> But also, man, it seems like we’re headed in a direction where writing code by hand is passé
Do you think humans will be able to be effective supervisors or "review-engineers" of LLMs without hands-on coding experience of their own? And if not, how will they get it? That training opportunity is exactly what the given issue in matplotlib was designed to provide, and safeguarding it was the exact reason the LLM PR was rejected.
(In this response I may be heavily discounting the value of debugging, but unit tests also exist)
This is sort of something that I think needs to be better parsed out, as a lot of engineers hold this perspective and I don’t find it to be precise enough.
In college, I got a baseline familiarity with the mechanics of coding, ie “what are classes, functions, variables.” But eventually, once I graduated college and entered the workforce, a lot of my pedagogy for “writing good code” as it were came from reading about patterns of good code. SOLID, functional-style and favoring immutability. So the impetus for good code isn’t really time in the saddle as much as it is time in the forums/blogs/oreilly-books.
Then my focus shifted more towards understanding networking patterns and protocols and paradigms. Also book-learning driven. I’ll concede that at a micro level, finagling how to make the system stable did require time in the saddle.
But these days when I’m reading a PR, I’m doing static analysis which is primarily not about what has come out of my fingers but what has gone into my brain. I’m thinking about vulnerabilities I’ve read about, corner cases I can imagine.
I’d say once you’ve mastered the mechanics of whatever language you’re programming in, you could become equivalently capable by largely reading and thinking.
> So the impetus for good code isn’t really time in the saddle as much as it is time in the forums/blogs/oreilly-books.

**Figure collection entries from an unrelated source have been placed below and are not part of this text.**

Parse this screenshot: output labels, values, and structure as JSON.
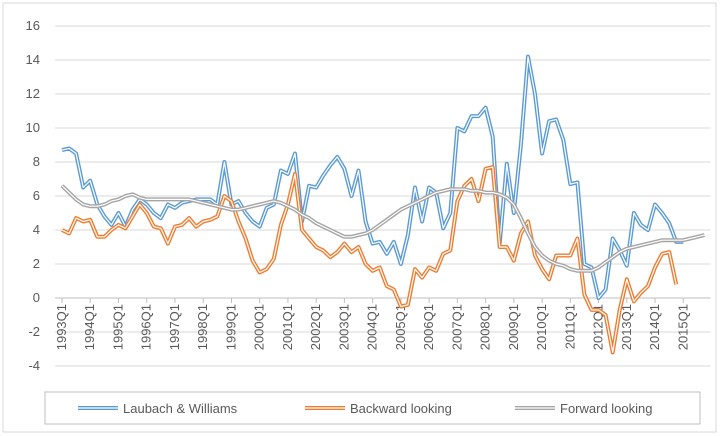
{
  "chart_data": {
    "type": "line",
    "categories": [
      "1993Q1",
      null,
      null,
      null,
      "1994Q1",
      null,
      null,
      null,
      "1995Q1",
      null,
      null,
      null,
      "1996Q1",
      null,
      null,
      null,
      "1997Q1",
      null,
      null,
      null,
      "1998Q1",
      null,
      null,
      null,
      "1999Q1",
      null,
      null,
      null,
      "2000Q1",
      null,
      null,
      null,
      "2001Q1",
      null,
      null,
      null,
      "2002Q1",
      null,
      null,
      null,
      "2003Q1",
      null,
      null,
      null,
      "2004Q1",
      null,
      null,
      null,
      "2005Q1",
      null,
      null,
      null,
      "2006Q1",
      null,
      null,
      null,
      "2007Q1",
      null,
      null,
      null,
      "2008Q1",
      null,
      null,
      null,
      "2009Q1",
      null,
      null,
      null,
      "2010Q1",
      null,
      null,
      null,
      "2011Q1",
      null,
      null,
      null,
      "2012Q1",
      null,
      null,
      null,
      "2013Q1",
      null,
      null,
      null,
      "2014Q1",
      null,
      null,
      null,
      "2015Q1",
      null,
      null,
      null
    ],
    "series": [
      {
        "name": "Laubach & Williams",
        "color": "#5b9bd5",
        "values": [
          8.7,
          8.8,
          8.5,
          6.5,
          6.9,
          5.5,
          4.8,
          4.3,
          5.0,
          4.2,
          5.2,
          5.8,
          5.5,
          5.0,
          4.7,
          5.5,
          5.3,
          5.6,
          5.7,
          5.8,
          5.8,
          5.8,
          5.5,
          8.0,
          5.5,
          5.7,
          5.0,
          4.5,
          4.2,
          5.3,
          5.5,
          7.5,
          7.3,
          8.5,
          4.5,
          6.6,
          6.5,
          7.2,
          7.8,
          8.3,
          7.6,
          6.0,
          7.5,
          4.5,
          3.2,
          3.3,
          2.6,
          3.3,
          2.0,
          3.7,
          6.5,
          4.5,
          6.5,
          6.2,
          4.1,
          5.0,
          10.0,
          9.8,
          10.7,
          10.7,
          11.2,
          9.5,
          3.2,
          7.9,
          5.0,
          9.0,
          14.2,
          12.0,
          8.5,
          10.4,
          10.5,
          9.3,
          6.7,
          6.8,
          2.0,
          1.8,
          0.0,
          0.5,
          3.5,
          2.8,
          1.9,
          5.0,
          4.3,
          4.0,
          5.5,
          5.0,
          4.4,
          3.3,
          3.3,
          null,
          null,
          null
        ]
      },
      {
        "name": "Backward looking",
        "color": "#ed7d31",
        "values": [
          4.0,
          3.8,
          4.7,
          4.5,
          4.6,
          3.6,
          3.6,
          4.0,
          4.3,
          4.1,
          4.8,
          5.5,
          5.0,
          4.2,
          4.1,
          3.2,
          4.2,
          4.3,
          4.7,
          4.2,
          4.5,
          4.6,
          4.8,
          6.0,
          5.7,
          4.5,
          3.5,
          2.2,
          1.5,
          1.7,
          2.3,
          4.3,
          5.5,
          7.3,
          4.0,
          3.5,
          3.0,
          2.8,
          2.4,
          2.7,
          3.2,
          2.7,
          3.0,
          2.0,
          1.6,
          1.8,
          0.7,
          0.5,
          -0.5,
          -0.4,
          1.7,
          1.2,
          1.8,
          1.6,
          2.6,
          2.8,
          5.7,
          6.6,
          7.0,
          5.7,
          7.6,
          7.7,
          3.0,
          3.0,
          2.2,
          3.8,
          4.5,
          2.5,
          1.7,
          1.1,
          2.5,
          2.5,
          2.5,
          3.5,
          0.2,
          -0.7,
          -0.7,
          -1.0,
          -3.2,
          -0.7,
          1.1,
          -0.2,
          0.3,
          0.7,
          1.8,
          2.6,
          2.7,
          0.8,
          null,
          null,
          null,
          null
        ]
      },
      {
        "name": "Forward looking",
        "color": "#a5a5a5",
        "values": [
          6.6,
          6.2,
          5.8,
          5.5,
          5.4,
          5.4,
          5.5,
          5.7,
          5.8,
          6.0,
          6.1,
          5.9,
          5.8,
          5.8,
          5.8,
          5.8,
          5.8,
          5.8,
          5.8,
          5.7,
          5.6,
          5.5,
          5.4,
          5.3,
          5.2,
          5.2,
          5.3,
          5.4,
          5.5,
          5.6,
          5.7,
          5.6,
          5.4,
          5.2,
          4.9,
          4.7,
          4.4,
          4.2,
          4.0,
          3.8,
          3.6,
          3.6,
          3.7,
          3.8,
          4.0,
          4.3,
          4.6,
          4.9,
          5.2,
          5.4,
          5.6,
          5.8,
          6.0,
          6.2,
          6.3,
          6.4,
          6.4,
          6.4,
          6.3,
          6.3,
          6.2,
          6.2,
          6.1,
          5.9,
          5.5,
          4.7,
          3.8,
          3.0,
          2.5,
          2.2,
          2.0,
          1.9,
          1.7,
          1.6,
          1.6,
          1.6,
          1.8,
          2.1,
          2.4,
          2.7,
          2.9,
          3.0,
          3.1,
          3.2,
          3.3,
          3.4,
          3.4,
          3.4,
          3.4,
          3.5,
          3.6,
          3.7
        ]
      }
    ],
    "ylim": [
      -4,
      16
    ],
    "yticks": [
      -4,
      -2,
      0,
      2,
      4,
      6,
      8,
      10,
      12,
      14,
      16
    ],
    "grid": true
  }
}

I disagree strongly with this. I read the books, blog-posts, forums, etc early in my career (if you can call it that when I was essentially a teen with a hobby), but didn't fully understand how to apply them, and notably when to apply them, until I had sufficient "time in the saddle". You don't understand the problems that code architecture techniques solve until you've actually had to modify a messy project with a lot of code already written.
> you could become equivalently capable by largely reading and thinking
Theoretically possible, but doing is often orders of magnitude more efficient. You could read reams of books about gardening without actually knowing how to dig a hole.
Part of the deal is that typing forces you to actually pay attention instead of skimming and assuming you got the gist. Following a tutorial by copy-pasting never really worked as well as typing the code, so why would watching an LLM code be any better? I suspect that even as you're running "static analysis" in your head and looking for vulnerabilities, you're using neural pathways forged while coding by hand.
If past patterns are anything to go by, the complexity moves up to a different level of abstraction.
Don't take this as a concrete prediction - I don't know what will happen - but rather an example of the type of thing that might happen:
We might get much better tooling around rigorously proving program properties, and the best jobs in the industry will be around using them to design, specify and test critical systems, while the actual code that's executing is auto-generated. These will continue to be great jobs that require deep expertise and command excellent salaries.
At the same, a huge population of technically-interested-but-not-that-technical workers build casual no-code apps and the stereotypical CRUD developer just goes extinct.
>Do you think humans will be able to be effective supervisors or "review-engineers" of LLMs without hands-on coding experience of their own? And if not, how will they get it?
The wont. Instead either AI will improve significantly or (my bet) average code will deteriorate, as AI training increasingly eats AI slop, which includes AI code slop, and devs lose basic competencies and become glorified semi-ignorant managers for AI agents.
CS degree decline through to people just handing in AI work, will further ensure they don't even known the basics after graduating to begin with.